- Episode no.: Season 1 Episode 7
- Directed by: Richard Compton
- Written by: D. C. Fontana
- Production code: 107
- Original air date: March 9, 1994

Guest appearances
- Tristan Rogers as Malcolm Biggs; Nancy Lee Grahn as Shaal Mayan; Michael Paul Chan as Roberts; Rodney Eastman as Kiron Maray; Danica McKellar as Aria Tensus;

Episode chronology
| ← Previous "Mind War" | Next → "And the Sky Full of Stars" |

= The War Prayer (Babylon 5) =

"The War Prayer" is the seventh episode of the first season of the science fiction television series, Babylon 5. It first aired on 9 March 1994. The episode deals with a string of anti-alien attacks on Babylon 5, and the arrival of Malcolm Biggs, who formerly had romantic ties with Lt Commander Ivanova, and who is involved with the anti-alien Home Guard movement.

==Plot==
A string of attacks on aliens has occurred on Babylon 5, the latest being the stabbing and branding of a Minbari poet, Shaal Mayan. Commander Sinclair is pressured by Minbari ambassador Delenn to find the culprit, and he orders Security Chief Garibaldi to investigate in depth. Narn ambassador G'kar, however, insists more action must be done, and beings to rally the other aliens aboard, creating a tense situation.
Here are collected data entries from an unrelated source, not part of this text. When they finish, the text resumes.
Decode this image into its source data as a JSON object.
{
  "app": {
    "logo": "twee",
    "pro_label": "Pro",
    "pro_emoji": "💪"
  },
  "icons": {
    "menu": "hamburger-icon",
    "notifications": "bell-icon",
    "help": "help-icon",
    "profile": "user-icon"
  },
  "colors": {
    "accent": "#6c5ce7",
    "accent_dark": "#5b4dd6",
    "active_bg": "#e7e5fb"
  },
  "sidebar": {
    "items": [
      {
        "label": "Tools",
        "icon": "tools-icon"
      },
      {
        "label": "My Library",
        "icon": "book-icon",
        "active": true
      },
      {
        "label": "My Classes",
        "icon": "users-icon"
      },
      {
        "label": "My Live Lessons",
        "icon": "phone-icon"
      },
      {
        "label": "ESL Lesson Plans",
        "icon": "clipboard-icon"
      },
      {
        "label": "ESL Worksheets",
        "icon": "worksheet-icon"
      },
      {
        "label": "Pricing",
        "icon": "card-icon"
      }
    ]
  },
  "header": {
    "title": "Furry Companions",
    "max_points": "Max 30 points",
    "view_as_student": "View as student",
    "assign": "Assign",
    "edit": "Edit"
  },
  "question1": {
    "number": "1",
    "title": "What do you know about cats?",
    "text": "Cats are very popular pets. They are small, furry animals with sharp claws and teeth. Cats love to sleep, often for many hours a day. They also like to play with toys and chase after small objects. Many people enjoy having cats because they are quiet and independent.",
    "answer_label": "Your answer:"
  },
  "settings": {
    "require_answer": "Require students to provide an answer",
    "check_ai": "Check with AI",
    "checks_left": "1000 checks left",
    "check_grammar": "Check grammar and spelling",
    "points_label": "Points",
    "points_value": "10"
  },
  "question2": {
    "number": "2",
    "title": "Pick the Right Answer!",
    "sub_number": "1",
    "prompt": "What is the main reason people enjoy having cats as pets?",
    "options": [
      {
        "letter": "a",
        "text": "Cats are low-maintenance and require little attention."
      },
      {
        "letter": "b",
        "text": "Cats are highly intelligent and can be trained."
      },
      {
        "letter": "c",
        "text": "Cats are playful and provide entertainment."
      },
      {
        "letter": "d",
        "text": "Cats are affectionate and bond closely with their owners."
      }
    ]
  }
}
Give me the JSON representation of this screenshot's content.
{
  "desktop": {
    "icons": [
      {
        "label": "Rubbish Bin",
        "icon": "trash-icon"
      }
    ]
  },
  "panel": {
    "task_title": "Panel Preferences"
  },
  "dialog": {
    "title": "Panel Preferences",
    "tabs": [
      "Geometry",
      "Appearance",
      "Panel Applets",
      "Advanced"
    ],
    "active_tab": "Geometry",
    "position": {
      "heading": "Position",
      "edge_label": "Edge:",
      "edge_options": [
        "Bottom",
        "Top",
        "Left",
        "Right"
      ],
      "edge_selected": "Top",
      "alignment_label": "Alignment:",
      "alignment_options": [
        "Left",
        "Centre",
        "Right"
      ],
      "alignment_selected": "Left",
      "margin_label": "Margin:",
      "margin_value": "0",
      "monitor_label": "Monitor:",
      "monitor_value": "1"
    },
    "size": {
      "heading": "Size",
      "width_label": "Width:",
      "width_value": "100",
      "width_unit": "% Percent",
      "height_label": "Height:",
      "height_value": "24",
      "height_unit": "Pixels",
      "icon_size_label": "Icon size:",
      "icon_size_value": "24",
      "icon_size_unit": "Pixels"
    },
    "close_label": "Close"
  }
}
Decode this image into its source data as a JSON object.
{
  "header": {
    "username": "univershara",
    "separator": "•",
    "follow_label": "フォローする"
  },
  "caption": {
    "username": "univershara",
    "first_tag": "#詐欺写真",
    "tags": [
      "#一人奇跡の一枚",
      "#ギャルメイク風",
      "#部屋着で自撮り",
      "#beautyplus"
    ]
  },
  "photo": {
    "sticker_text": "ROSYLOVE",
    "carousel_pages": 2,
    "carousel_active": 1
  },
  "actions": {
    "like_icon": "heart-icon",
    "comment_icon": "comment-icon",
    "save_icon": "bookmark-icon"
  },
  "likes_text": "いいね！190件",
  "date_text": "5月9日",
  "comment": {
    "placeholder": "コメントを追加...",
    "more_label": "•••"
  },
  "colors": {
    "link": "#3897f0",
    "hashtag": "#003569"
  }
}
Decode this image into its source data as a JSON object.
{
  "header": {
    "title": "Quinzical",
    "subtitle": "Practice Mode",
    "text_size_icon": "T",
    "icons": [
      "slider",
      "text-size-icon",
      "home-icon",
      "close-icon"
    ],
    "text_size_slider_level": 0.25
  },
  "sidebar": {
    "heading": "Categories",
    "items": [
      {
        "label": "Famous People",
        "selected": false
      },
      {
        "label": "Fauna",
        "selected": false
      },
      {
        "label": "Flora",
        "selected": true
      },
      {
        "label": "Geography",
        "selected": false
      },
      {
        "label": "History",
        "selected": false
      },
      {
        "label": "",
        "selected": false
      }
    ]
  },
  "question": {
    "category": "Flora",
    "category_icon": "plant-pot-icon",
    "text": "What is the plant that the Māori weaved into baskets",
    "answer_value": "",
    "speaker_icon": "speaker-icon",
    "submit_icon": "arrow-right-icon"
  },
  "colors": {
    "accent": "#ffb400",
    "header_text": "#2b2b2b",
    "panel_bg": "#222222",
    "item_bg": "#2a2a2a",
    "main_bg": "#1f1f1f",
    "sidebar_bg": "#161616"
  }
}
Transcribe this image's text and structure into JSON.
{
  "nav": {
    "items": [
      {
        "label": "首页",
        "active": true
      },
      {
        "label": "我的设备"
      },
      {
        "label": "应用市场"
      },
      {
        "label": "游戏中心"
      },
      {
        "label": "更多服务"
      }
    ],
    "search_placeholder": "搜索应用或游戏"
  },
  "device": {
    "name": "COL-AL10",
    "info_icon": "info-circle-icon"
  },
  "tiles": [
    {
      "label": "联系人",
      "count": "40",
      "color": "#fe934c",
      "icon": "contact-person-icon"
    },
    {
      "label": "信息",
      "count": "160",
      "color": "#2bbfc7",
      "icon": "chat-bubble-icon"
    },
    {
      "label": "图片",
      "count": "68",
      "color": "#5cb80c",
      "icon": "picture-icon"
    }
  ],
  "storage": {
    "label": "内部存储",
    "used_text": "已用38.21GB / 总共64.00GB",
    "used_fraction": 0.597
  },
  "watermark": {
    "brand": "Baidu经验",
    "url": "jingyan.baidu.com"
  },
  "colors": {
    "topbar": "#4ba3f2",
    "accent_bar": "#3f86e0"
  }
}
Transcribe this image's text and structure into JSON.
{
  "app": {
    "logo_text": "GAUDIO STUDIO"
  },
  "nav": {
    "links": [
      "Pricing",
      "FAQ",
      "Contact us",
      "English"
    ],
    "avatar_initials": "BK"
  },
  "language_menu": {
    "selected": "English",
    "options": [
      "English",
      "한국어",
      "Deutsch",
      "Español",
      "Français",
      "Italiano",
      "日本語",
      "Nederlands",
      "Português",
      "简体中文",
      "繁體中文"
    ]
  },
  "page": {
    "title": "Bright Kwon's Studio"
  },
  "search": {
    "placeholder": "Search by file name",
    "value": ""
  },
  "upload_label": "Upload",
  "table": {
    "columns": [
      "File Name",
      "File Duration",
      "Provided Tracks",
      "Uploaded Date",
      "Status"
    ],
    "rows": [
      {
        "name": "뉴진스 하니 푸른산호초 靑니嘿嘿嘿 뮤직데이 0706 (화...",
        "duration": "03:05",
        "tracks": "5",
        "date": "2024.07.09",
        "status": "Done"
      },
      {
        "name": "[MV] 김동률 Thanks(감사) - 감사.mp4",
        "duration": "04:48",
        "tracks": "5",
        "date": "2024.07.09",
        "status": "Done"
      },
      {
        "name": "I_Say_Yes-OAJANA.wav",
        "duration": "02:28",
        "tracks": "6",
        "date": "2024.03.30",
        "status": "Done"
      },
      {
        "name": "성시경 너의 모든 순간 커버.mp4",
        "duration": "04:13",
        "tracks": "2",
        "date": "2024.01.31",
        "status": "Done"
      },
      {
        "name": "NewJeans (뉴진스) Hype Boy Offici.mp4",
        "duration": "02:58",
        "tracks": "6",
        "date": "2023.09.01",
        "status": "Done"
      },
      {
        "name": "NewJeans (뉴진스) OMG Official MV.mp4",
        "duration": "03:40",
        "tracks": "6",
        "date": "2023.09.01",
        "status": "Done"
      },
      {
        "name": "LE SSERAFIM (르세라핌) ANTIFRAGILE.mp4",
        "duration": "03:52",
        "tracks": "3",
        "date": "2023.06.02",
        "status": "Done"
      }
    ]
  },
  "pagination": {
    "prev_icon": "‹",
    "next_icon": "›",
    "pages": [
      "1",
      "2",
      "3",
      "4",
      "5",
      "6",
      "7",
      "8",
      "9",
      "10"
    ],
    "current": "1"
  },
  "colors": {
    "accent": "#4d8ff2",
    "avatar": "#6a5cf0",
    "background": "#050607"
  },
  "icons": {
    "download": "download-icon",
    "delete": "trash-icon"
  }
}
Meanwhile, Centauri ambassador Londo Mollari must deal with his aide Vir Cotto's cousin Kiron and his girlfriend Aria, who have fled the Centauri homeworld as they have been arranged to be wed into different families. Mollari asserts that arranged marriages are a Centauri tradition, love having no place in their society. That evening, Kiron and Aria are attacked, leaving Kiron in a coma.

Elsewhere, Ivanova discovers that her former associate from the academy, Malcolm Biggs, has arrived on the station. While he remains secretive as to his business reasons for being there, Malcolm does express interest in rekindling his relationship with Ivanova.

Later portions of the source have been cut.